Question 2: How would you describe the distribution of life expectancy across countries for individual years? Is it skewed, or not? Unimodal or not? Symmetric around it’s center?
Based on the Violin plot you made, consider the following questions.
Question 3: Suppose I fit a linear regression model of life expectancy vs. year (treating it as a continuous variable), and test for a relationship between year and life expectancy, will you reject the null hypothesis of no relationship? (do this without fitting the model yet. I am testing your intuition.)
Question 4: What would a violin plot of residuals from the linear model in Question 3 vs. year look like? (Again, don’t do the analysis yet, answer this intuitively)
Question 5: According to the assumptions of the linear regression model, what should that violin plot look like? That is, consider the assumptions the linear regression model you used assumes (e.g., about noise, about input distributions, etc); do you think everything is okay?
Exercise 2: Fit a linear regression model using, e.g., the LinearRegression
function from Scikit-Learn or the closed-form solution, for life expectancy vs. year (as a continuous variable). There is no need to plot anything here, but please print the fitted model out in a readable format.
Question 6: On average, by how much does life expectancy increase every year around the world?
Question 7: Do you reject the null hypothesis of no relationship between year and life expectancy? Why?
Exercise 3: Make a violin plot of residuals vs. year for the linear model from Exercise 2.
Question 8: Does the plot of Exercise 3 match your expectations (as you answered Question 4)?
Exercise 4: Make a boxplot (or violin plot) of model residuals vs. continent.
Question 9: Is there a dependence between model residual and continent? If so, what would that suggest when performing a regression analysis of life expectancy across time?
Exercise 5: As in the Moneyball project, make a scatter plot of life expectancy vs. year, grouped by continent, and add a regression line. The result here can be given as either one scatter plot per continent, each with its own regression line, or a single plot with each continent’s points plotted in a different color, and one regression line per continent’s points. The former is probably easier to code up.
Question 10: Based on this plot, should your regression model include an interaction term for continent and year? Why?

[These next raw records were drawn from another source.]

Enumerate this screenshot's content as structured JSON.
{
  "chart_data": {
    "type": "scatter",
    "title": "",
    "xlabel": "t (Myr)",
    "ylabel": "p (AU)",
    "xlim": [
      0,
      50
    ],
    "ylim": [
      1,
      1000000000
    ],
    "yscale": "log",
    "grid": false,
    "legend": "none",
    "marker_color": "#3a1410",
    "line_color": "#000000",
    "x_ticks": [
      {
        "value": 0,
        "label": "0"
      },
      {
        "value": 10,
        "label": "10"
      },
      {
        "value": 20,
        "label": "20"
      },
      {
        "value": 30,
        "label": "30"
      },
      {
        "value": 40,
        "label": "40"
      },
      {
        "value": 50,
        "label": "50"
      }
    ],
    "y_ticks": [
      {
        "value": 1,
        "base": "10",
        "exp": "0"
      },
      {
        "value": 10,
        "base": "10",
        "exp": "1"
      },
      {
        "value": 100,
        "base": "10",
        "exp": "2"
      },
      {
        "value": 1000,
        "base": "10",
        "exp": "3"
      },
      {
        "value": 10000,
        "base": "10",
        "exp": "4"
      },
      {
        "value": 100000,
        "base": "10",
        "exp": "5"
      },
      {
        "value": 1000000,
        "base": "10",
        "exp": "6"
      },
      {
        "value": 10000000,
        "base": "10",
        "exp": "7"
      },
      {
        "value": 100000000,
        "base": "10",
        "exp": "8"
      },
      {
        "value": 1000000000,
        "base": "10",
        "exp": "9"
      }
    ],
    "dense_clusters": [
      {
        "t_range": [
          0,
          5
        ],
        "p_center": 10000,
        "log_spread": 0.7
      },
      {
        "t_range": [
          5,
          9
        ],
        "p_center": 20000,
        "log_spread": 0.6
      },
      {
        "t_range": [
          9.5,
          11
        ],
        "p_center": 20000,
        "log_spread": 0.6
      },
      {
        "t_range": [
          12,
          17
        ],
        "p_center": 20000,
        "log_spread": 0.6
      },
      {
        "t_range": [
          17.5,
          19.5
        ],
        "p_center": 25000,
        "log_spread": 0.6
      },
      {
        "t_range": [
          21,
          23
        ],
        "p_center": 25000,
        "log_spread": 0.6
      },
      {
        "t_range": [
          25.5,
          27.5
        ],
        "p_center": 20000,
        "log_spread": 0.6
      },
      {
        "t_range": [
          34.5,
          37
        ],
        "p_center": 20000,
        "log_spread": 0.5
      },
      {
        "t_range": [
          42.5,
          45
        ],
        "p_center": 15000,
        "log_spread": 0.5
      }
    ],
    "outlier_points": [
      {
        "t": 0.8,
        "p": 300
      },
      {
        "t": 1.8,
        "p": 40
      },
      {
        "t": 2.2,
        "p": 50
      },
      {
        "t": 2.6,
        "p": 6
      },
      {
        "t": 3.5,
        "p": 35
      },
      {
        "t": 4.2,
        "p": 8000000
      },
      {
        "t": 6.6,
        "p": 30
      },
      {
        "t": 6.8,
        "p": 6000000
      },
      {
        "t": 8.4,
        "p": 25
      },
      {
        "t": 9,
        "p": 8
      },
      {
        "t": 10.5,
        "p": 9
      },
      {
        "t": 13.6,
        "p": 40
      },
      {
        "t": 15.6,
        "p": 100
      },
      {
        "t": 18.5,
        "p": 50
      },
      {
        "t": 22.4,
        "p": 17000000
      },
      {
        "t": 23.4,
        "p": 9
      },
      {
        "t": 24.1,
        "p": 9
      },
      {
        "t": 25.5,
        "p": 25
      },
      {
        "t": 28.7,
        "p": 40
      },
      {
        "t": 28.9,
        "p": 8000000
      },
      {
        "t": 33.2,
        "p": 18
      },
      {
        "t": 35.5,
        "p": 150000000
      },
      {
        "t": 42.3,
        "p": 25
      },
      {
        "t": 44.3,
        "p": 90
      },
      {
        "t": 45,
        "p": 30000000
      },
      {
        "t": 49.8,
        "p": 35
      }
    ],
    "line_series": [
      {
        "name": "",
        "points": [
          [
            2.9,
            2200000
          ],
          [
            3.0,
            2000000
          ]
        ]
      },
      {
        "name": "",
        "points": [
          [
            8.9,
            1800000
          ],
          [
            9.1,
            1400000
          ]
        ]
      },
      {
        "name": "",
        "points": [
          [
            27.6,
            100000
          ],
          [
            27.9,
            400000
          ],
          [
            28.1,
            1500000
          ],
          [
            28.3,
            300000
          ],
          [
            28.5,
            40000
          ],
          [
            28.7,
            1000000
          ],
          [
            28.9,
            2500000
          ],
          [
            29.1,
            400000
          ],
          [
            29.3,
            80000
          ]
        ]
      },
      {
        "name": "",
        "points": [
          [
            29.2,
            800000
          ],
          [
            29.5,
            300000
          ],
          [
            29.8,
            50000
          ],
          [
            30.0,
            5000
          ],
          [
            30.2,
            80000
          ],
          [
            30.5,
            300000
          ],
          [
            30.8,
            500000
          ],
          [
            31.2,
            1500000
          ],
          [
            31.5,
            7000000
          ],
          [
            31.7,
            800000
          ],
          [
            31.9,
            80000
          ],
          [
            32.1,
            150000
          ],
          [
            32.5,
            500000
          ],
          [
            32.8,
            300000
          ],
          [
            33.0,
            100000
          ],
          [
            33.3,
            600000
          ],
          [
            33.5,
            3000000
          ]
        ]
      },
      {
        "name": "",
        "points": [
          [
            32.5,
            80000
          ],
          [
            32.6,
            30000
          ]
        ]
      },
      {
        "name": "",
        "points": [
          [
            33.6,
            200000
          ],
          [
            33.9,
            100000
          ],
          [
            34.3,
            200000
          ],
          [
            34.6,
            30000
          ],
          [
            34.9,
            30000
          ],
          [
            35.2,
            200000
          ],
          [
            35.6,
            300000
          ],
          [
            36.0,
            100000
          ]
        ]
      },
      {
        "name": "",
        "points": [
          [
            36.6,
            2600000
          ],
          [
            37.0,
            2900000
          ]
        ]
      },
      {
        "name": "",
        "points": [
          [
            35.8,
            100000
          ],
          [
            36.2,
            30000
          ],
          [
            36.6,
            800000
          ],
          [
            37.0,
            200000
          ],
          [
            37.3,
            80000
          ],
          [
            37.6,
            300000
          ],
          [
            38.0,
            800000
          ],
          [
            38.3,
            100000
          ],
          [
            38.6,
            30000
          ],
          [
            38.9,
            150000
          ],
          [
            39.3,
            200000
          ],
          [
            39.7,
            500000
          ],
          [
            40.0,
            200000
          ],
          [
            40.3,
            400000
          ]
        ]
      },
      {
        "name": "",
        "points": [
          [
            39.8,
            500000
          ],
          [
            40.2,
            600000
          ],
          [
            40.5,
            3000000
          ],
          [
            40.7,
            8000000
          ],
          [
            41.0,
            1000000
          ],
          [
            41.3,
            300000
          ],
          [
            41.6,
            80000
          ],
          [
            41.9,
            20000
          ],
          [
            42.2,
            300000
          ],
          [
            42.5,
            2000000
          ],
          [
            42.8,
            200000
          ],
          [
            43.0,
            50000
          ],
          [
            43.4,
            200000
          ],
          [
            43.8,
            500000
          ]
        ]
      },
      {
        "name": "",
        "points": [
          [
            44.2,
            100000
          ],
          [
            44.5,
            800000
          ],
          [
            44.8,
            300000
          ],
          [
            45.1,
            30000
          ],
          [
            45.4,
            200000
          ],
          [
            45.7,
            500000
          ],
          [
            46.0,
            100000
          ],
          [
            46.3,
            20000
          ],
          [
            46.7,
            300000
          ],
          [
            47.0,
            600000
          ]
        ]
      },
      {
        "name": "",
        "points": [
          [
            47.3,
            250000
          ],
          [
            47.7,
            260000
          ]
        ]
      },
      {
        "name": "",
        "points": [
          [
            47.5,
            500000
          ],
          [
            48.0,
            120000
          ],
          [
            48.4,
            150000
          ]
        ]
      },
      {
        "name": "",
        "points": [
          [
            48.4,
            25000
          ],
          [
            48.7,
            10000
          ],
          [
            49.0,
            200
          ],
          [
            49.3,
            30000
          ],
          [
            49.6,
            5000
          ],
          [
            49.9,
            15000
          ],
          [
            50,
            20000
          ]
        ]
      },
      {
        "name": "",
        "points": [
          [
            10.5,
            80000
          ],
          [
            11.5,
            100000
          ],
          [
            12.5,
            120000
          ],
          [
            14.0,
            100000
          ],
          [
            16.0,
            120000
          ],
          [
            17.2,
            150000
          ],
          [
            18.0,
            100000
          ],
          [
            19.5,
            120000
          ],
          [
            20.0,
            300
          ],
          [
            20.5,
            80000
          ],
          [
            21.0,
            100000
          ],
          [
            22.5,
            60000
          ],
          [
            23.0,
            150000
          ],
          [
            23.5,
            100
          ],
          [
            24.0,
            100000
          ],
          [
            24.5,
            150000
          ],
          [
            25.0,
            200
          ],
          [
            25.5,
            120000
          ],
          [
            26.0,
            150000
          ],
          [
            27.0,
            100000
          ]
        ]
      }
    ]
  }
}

Exercise 6: Fit a linear regression model for life expectancy including a term for an interaction between continent and year. Print out the model in a readable format, e.g., print the coefficients of the model (no need to plot). Hint: adding interaction terms is a form of feature engineering, like we discussed in class (think about, e.g., using (a subset of) polynomial features here).
Question 11: Are all parameters in the model significantly (in the p-value sense) different from zero? If not, which are not significantly different from zero? Other libraries (statsmodels
or patsy
may help you solve this problem)
Question 12: On average, by how much does life expectancy increase each year for each continent? (Provide code to answer this question by extracting relevant estimates from model fit)
Exercise 7: Make a residuals vs. year violin plot for the interaction model. Comment on how well it matches assumptions of the linear regression model.